Скорпионы | страница 20
Коротким уверенным движением Герберт повернул штурвал. Машина легла на крыло. Будто мгновенно исчезли все сверкающие воздушные шарики. По крайней мере так показалось пилотам… В кабине как-то сразу стало тихо. Обернувшись, можно было увидеть, что крылья по-прежнему окаймлены сиянием, а луна заглядывает в кабину через другое стекло. Она постепенно переместилась вперед. Стрелка радиокомпаса сдвинулась на шкале. Когда она вернулась к красной риске, Герберт выровнял машину. И еще раз он повторил свою игру с луной.
Теперь на очереди был указатель высоты. Как только его стрелка дошла до нужной цифры, Герберт разрешил двигателям отдохнуть. Скорость тоже была такой, какая полагалась. Но вдруг стрелка радиокомпаса дернулась и приняла обратное положение. Это они прошли радиомаяк.
Герберт доложил в микрофон:
— Контроль! Контроль! Достиг боевой высоты. Прошу сообщить время старта.
В наушниках трещали цифры. Герберт даже не смотрел на часы — все они работали точно. Одни показывали время на часах на командном пункте, другие — длительность полета до цели, третьи — время по Гринвичу, четвертые не показывали ничего, пока в них не было необходимости. Эти часы, как говорили пилоты, были рассчитаны на психа. Это были аварийные часы. Ими никогда не пользовались. Даже при аварии. Потому что пилоту надо было тогда одновременно сделать столько движений, что он обычно забывал включить эти часы.
— Перехожу на местный контроль. Связь кончаю.
Он получил подтверждение того, что его рапорт принят, и выключил микрофон. Микрофон больше не был нужен. Потом он выключил и радиокомпас. Задумавшись, откинулся в кресле. Посмотрел на Рафа. Поблескивающий серебром зайчик, казалось, хотел прожечь его шлем.

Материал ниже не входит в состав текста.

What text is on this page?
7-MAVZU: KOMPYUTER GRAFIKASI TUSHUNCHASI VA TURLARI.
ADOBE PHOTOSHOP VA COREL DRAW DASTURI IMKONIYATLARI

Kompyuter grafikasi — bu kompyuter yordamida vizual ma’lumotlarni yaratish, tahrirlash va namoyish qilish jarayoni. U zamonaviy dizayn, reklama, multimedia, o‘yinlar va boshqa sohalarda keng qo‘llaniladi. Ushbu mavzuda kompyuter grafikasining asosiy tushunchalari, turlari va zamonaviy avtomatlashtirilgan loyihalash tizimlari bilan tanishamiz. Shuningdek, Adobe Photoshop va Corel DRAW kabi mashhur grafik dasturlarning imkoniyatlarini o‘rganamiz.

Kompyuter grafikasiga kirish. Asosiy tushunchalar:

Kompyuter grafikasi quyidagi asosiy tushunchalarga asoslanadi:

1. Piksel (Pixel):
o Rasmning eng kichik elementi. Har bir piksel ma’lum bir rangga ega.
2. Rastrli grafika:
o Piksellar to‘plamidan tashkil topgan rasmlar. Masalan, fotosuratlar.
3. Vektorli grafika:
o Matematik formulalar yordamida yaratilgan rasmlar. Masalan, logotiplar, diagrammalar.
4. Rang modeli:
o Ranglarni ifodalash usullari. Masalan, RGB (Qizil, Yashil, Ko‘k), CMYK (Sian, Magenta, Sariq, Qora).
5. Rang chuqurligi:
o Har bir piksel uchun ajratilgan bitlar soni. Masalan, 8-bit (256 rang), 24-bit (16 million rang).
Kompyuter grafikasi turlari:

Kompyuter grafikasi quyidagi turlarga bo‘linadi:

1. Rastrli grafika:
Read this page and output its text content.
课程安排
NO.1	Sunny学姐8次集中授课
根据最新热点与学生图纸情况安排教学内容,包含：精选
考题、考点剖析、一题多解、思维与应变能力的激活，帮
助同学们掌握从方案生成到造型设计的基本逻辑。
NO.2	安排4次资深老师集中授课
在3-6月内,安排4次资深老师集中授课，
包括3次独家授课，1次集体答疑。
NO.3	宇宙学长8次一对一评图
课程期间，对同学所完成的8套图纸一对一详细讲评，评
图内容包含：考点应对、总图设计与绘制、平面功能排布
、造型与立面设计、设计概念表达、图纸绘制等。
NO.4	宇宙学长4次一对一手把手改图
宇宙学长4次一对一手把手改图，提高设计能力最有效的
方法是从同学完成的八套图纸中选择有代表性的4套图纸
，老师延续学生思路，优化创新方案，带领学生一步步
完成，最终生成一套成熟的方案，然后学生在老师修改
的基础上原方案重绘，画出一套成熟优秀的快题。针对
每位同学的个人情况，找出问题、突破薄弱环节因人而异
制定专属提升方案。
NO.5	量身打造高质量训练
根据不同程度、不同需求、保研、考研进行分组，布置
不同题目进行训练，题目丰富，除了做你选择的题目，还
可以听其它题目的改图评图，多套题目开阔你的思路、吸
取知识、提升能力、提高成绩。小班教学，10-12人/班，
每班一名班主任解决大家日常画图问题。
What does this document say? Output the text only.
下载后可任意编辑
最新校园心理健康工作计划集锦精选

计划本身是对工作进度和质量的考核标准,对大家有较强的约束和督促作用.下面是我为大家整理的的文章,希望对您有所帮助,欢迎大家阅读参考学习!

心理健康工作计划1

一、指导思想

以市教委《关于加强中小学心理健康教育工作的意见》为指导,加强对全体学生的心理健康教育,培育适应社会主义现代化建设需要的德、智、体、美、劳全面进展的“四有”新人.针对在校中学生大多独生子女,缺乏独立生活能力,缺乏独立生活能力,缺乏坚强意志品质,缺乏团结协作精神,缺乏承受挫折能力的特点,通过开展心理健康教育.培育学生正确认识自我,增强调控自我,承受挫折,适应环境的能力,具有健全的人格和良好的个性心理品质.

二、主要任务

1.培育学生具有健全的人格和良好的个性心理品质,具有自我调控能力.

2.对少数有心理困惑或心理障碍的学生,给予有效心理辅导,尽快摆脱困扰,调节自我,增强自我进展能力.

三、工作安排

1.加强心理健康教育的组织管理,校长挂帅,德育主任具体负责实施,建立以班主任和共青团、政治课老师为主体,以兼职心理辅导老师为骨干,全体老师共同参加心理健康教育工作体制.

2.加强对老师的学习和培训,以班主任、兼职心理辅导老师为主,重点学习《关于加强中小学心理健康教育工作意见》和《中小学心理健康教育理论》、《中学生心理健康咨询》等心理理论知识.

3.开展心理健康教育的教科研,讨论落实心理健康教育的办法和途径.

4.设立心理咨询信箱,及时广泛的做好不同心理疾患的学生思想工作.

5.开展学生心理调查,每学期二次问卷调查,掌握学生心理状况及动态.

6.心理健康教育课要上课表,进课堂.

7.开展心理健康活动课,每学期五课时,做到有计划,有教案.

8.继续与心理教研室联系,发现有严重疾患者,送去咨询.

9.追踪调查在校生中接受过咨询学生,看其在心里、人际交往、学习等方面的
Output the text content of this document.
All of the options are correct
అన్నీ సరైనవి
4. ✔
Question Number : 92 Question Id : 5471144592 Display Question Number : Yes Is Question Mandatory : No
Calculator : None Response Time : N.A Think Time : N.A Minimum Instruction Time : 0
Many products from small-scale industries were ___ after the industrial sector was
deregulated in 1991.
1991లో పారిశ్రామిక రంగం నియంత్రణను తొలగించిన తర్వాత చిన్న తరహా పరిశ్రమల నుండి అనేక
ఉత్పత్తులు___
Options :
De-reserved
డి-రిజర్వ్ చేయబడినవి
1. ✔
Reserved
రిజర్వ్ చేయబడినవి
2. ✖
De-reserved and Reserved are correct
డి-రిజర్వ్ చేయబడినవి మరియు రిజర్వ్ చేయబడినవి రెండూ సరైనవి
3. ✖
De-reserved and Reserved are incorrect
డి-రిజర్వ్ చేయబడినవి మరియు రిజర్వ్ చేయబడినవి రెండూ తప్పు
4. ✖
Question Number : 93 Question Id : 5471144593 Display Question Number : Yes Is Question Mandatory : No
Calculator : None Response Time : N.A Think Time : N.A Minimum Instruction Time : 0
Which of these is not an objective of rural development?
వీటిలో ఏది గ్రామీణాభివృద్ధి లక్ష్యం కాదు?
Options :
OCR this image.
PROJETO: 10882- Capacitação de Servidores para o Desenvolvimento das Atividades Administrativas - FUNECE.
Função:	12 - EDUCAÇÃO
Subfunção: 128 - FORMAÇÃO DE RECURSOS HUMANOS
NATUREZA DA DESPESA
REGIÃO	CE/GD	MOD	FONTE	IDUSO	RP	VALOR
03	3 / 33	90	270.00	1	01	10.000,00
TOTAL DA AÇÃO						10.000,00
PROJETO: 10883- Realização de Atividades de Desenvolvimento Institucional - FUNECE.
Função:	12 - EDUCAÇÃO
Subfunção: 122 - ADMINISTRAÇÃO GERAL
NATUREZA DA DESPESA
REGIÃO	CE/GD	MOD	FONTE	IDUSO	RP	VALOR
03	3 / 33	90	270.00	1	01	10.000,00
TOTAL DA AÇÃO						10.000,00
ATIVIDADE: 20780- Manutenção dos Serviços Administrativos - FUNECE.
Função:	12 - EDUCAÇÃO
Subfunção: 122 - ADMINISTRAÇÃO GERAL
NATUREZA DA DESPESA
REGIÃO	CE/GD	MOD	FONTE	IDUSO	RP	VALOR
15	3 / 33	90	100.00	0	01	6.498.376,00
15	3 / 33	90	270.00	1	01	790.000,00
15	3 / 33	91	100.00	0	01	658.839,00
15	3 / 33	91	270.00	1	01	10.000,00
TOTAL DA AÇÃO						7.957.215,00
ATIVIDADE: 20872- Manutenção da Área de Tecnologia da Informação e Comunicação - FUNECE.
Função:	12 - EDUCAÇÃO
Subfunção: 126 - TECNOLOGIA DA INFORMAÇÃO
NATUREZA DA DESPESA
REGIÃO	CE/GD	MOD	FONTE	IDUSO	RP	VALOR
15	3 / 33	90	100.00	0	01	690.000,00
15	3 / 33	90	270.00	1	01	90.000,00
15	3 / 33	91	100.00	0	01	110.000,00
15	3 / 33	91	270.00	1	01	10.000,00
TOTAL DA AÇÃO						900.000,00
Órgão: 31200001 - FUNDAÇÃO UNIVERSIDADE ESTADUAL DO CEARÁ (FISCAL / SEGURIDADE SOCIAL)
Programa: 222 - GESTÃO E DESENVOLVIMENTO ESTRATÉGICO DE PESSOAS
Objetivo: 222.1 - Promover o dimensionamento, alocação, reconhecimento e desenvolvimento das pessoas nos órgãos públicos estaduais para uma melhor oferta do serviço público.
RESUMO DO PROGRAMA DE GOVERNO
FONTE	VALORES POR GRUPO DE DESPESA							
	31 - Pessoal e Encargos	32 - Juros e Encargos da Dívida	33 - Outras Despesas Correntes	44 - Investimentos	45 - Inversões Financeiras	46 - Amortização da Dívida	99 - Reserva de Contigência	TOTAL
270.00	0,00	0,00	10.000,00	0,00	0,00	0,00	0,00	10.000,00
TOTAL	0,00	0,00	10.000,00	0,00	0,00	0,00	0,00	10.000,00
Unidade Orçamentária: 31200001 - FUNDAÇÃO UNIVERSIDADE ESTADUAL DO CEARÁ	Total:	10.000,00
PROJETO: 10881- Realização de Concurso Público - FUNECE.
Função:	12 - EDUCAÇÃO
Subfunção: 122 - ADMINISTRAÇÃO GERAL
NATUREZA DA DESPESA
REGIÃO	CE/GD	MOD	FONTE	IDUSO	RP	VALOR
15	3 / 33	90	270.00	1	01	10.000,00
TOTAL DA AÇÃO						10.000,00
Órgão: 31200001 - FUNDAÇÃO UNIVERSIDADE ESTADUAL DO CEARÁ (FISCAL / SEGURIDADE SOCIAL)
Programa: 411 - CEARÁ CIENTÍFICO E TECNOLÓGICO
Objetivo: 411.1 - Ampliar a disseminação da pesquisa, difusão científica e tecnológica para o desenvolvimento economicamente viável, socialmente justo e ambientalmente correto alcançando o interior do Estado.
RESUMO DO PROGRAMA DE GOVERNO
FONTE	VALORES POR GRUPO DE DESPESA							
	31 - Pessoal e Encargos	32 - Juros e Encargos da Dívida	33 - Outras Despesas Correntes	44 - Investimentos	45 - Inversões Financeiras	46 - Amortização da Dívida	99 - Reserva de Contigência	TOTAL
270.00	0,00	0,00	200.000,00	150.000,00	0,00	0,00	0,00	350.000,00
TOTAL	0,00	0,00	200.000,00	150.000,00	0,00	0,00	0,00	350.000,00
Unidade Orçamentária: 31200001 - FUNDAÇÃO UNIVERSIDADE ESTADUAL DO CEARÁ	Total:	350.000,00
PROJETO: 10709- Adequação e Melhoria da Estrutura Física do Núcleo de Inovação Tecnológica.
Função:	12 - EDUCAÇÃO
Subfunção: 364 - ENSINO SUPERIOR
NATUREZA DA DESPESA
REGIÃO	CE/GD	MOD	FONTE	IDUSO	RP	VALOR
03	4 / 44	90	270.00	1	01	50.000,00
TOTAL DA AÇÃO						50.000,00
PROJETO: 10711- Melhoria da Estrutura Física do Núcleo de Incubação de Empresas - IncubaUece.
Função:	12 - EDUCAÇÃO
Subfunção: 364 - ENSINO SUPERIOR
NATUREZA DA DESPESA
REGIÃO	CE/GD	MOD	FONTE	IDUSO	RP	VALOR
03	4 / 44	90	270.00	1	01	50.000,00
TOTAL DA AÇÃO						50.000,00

Он обернулся, но не увидел радиста. В глубине кабины царил такой же мрак, как и за ее стеклами.
Чуткие пальцы Герберта лежали на штурвале. Он не ощущал ни малейшей вибрации.
— Раф!
— Да.
— Включаю автопилот.
— Понял.
Теперь машину вел автомат.
Герберт скрестил руки на груди и глубоко вдохнул насыщенный кислородом воздух из прохладного горла дыхательного аппарата. Полулежа, он чувствовал, как расслабляется все его тело. Теперь он мог совершенно спокойно перебирать в памяти события вечера: последние минуты неуверенности в офицерской столовой; конверт с запиской, переданный через толстуху кельнершу; приятное возбуждение, будто он только что выпил горячего кофе; автобус, трясущийся на потрескавшемся асфальте, а вокруг — известковые складки, вонь бензина и чад от сгоревших трав; история с Ленцером; ссора в клубе; суеверные бредни Рафа, когда они ждали вторую машину. Часы бессмысленной болтовни там, на земле, в городке и на базе, казались еще более бессмысленными, совсем нестоящими по сравнению с теми немногими минутами изнурительного душевного напряжения, которые приходилось испытывать здесь, в машине. Тем более, что он ведь решился послать в конце концов записку, и вдобавок комендант обещал поддержать его просьбу о переводе на гражданские линии. Точно ли он сказал, что поддержит? Герберт уже не помнил. Но ему все-таки казалось, что старый полковник говорил что-то в этом роде. Или, может быть, ему, Герберту, хотелось услышать эти слова?